Abstract

This talk will present computational methods for synthesizing complex systems out of elementary building blocks, and the application of such methods to design automation and their implication to understanding evolution of complexity in nature and in engineering. At the computational synthesis lab at Cornell we have been applying these ideas mostly in the area of evolutionary robotics and artificial life. Our investigation of these evolutionary design systems now gives rise to deeper questions, not unlike biological evolution: Under what condition can the evolutionary process yield functionally complex designs? It seems that simple mutation-selection processes only go part of the way, and more elaborate processes may be taking place. In particular, functional modularity, structural regularity and hierarchy may play an important role in the scaling of evolutionary processes.
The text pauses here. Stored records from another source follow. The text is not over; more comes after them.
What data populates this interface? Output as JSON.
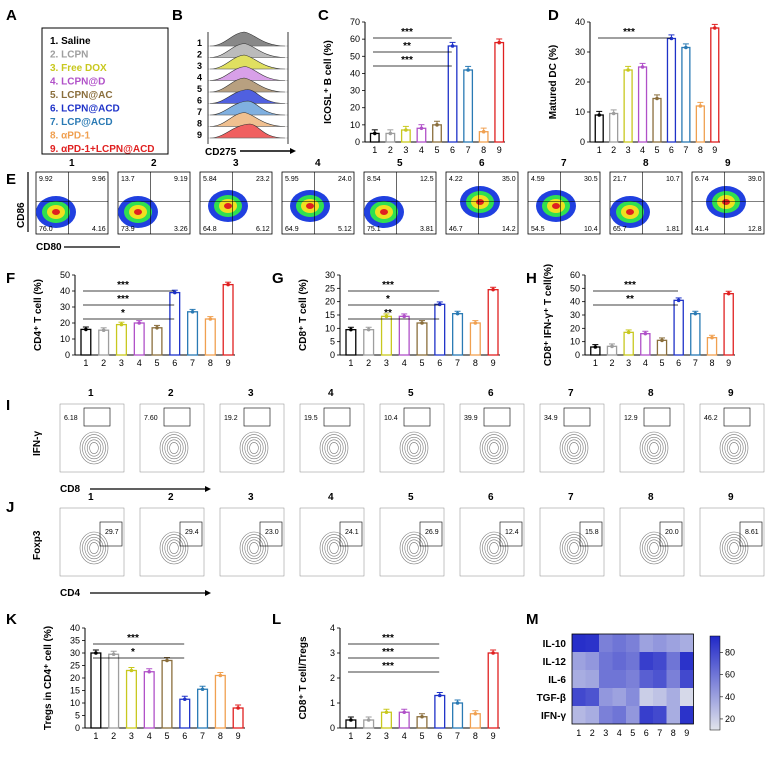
{
  "panels": {
    "A": "A",
    "B": "B",
    "C": "C",
    "D": "D",
    "E": "E",
    "F": "F",
    "G": "G",
    "H": "H",
    "I": "I",
    "J": "J",
    "K": "K",
    "L": "L",
    "M": "M"
  },
  "groups": [
    {
      "label": "1. Saline",
      "color": "#000000"
    },
    {
      "label": "2. LCPN",
      "color": "#9e9e9e"
    },
    {
      "label": "3. Free DOX",
      "color": "#c8c81e"
    },
    {
      "label": "4. LCPN@D",
      "color": "#b050c8"
    },
    {
      "label": "5. LCPN@AC",
      "color": "#8a6e3c"
    },
    {
      "label": "6. LCPN@ACD",
      "color": "#1e32c8"
    },
    {
      "label": "7. LCP@ACD",
      "color": "#2a7ab4"
    },
    {
      "label": "8. αPD-1",
      "color": "#f0a050"
    },
    {
      "label": "9. αPD-1+LCPN@ACD",
      "color": "#e02020"
    }
  ],
  "group_numbers": [
    "1",
    "2",
    "3",
    "4",
    "5",
    "6",
    "7",
    "8",
    "9"
  ],
  "panelB": {
    "xlabel": "CD275"
  },
  "panelE": {
    "xlabel": "CD80",
    "ylabel": "CD86",
    "quadrants": [
      [
        "9.92",
        "9.96",
        "76.0",
        "4.16"
      ],
      [
        "13.7",
        "9.19",
        "73.9",
        "3.26"
      ],
      [
        "5.84",
        "23.2",
        "64.8",
        "6.12"
      ],
      [
        "5.95",
        "24.0",
        "64.9",
        "5.12"
      ],
      [
        "8.54",
        "12.5",
        "75.1",
        "3.81"
      ],
      [
        "4.22",
        "35.0",
        "46.7",
        "14.2"
      ],
      [
        "4.59",
        "30.5",
        "54.5",
        "10.4"
      ],
      [
        "21.7",
        "10.7",
        "65.7",
        "1.81"
      ],
      [
        "6.74",
        "39.0",
        "41.4",
        "12.8"
      ]
    ]
  },
  "panelI": {
    "xlabel": "CD8",
    "ylabel": "IFN-γ",
    "gates": [
      "6.18",
      "7.60",
      "19.2",
      "19.5",
      "10.4",
      "39.9",
      "34.9",
      "12.9",
      "46.2"
    ]
  },
  "panelJ": {
    "xlabel": "CD4",
    "ylabel": "Foxp3",
    "gates": [
      "29.7",
      "29.4",
      "23.0",
      "24.1",
      "26.9",
      "12.4",
      "15.8",
      "20.0",
      "8.61"
    ]
  },
  "chart_data": [
    {
      "panel": "C",
      "type": "bar",
      "ylabel": "ICOSL⁺ B cell (%)",
      "ylim": [
        0,
        70
      ],
      "ticks": [
        0,
        10,
        20,
        30,
        40,
        50,
        60,
        70
      ],
      "categories": [
        "1",
        "2",
        "3",
        "4",
        "5",
        "6",
        "7",
        "8",
        "9"
      ],
      "values": [
        5,
        5,
        7,
        8,
        10,
        56,
        42,
        6,
        58
      ],
      "significance": [
        "***",
        "**",
        "***"
      ]
    },
    {
      "panel": "D",
      "type": "bar",
      "ylabel": "Matured DC (%)",
      "ylim": [
        0,
        40
      ],
      "ticks": [
        0,
        10,
        20,
        30,
        40
      ],
      "categories": [
        "1",
        "2",
        "3",
        "4",
        "5",
        "6",
        "7",
        "8",
        "9"
      ],
      "values": [
        9,
        9.5,
        24,
        25,
        14.5,
        34.5,
        31.5,
        12,
        38
      ],
      "significance": [
        "***"
      ]
    },
    {
      "panel": "F",
      "type": "bar",
      "ylabel": "CD4⁺ T cell (%)",
      "ylim": [
        0,
        50
      ],
      "ticks": [
        0,
        10,
        20,
        30,
        40,
        50
      ],
      "categories": [
        "1",
        "2",
        "3",
        "4",
        "5",
        "6",
        "7",
        "8",
        "9"
      ],
      "values": [
        16,
        15.5,
        19,
        20,
        17,
        39,
        27,
        22.5,
        44
      ],
      "significance": [
        "***",
        "***",
        "*"
      ]
    },
    {
      "panel": "G",
      "type": "bar",
      "ylabel": "CD8⁺ T cell (%)",
      "ylim": [
        0,
        30
      ],
      "ticks": [
        0,
        5,
        10,
        15,
        20,
        25,
        30
      ],
      "categories": [
        "1",
        "2",
        "3",
        "4",
        "5",
        "6",
        "7",
        "8",
        "9"
      ],
      "values": [
        9.5,
        9.5,
        14.5,
        14.5,
        12,
        19,
        15.5,
        12,
        24.5
      ],
      "significance": [
        "***",
        "*",
        "**"
      ]
    },
    {
      "panel": "H",
      "type": "bar",
      "ylabel": "CD8⁺ IFN-γ⁺ T cell(%)",
      "ylim": [
        0,
        60
      ],
      "ticks": [
        0,
        10,
        20,
        30,
        40,
        50,
        60
      ],
      "categories": [
        "1",
        "2",
        "3",
        "4",
        "5",
        "6",
        "7",
        "8",
        "9"
      ],
      "values": [
        6,
        6.5,
        17,
        16,
        11,
        41,
        31,
        13,
        46
      ],
      "significance": [
        "***",
        "**"
      ]
    },
    {
      "panel": "K",
      "type": "bar",
      "ylabel": "Tregs in CD4⁺ cell (%)",
      "ylim": [
        0,
        40
      ],
      "ticks": [
        0,
        5,
        10,
        15,
        20,
        25,
        30,
        35,
        40
      ],
      "categories": [
        "1",
        "2",
        "3",
        "4",
        "5",
        "6",
        "7",
        "8",
        "9"
      ],
      "values": [
        30,
        29.5,
        23,
        22.5,
        27,
        11.5,
        15.5,
        21,
        8
      ],
      "significance": [
        "***",
        "*"
      ]
    },
    {
      "panel": "L",
      "type": "bar",
      "ylabel": "CD8⁺ T cell/Tregs",
      "ylim": [
        0,
        4
      ],
      "ticks": [
        0,
        1,
        2,
        3,
        4
      ],
      "categories": [
        "1",
        "2",
        "3",
        "4",
        "5",
        "6",
        "7",
        "8",
        "9"
      ],
      "values": [
        0.32,
        0.32,
        0.63,
        0.63,
        0.45,
        1.3,
        1.0,
        0.57,
        3.0
      ],
      "significance": [
        "***",
        "***",
        "***"
      ]
    },
    {
      "panel": "M",
      "type": "heatmap",
      "rows": [
        "IL-10",
        "IL-12",
        "IL-6",
        "TGF-β",
        "IFN-γ"
      ],
      "columns": [
        "1",
        "2",
        "3",
        "4",
        "5",
        "6",
        "7",
        "8",
        "9"
      ],
      "colorbar_ticks": [
        "80",
        "60",
        "40",
        "20"
      ],
      "values": [
        [
          92,
          90,
          55,
          60,
          55,
          40,
          45,
          40,
          35
        ],
        [
          40,
          45,
          60,
          65,
          60,
          85,
          80,
          60,
          90
        ],
        [
          35,
          38,
          60,
          60,
          55,
          70,
          75,
          55,
          80
        ],
        [
          80,
          75,
          45,
          40,
          50,
          20,
          25,
          35,
          15
        ],
        [
          30,
          35,
          55,
          60,
          45,
          85,
          80,
          35,
          90
        ]
      ]
    }
  ]
}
This talk will overview some of these challenges, and describe a number of new models and approaches that exploit the co-evolution of modular architectures.

Biography

Hod Lipson joined the Mechanical & Aerospace Engineering and Computing and Information Science in 2001. Prior to this appointment, he was a postdoctoral researcher at Brandeis University's Computer Science Department, working on evolutionary computation and evolutionary robotics, and a Lecturer at MIT's Mechanical Engineering Department, where conducted research in design automation. Lipson is interested in computational methods for synthesizing complex systems out of elementary building blocks, and the application of such methods to design automation and their implication to understanding evolution of complexity in nature and in engineering.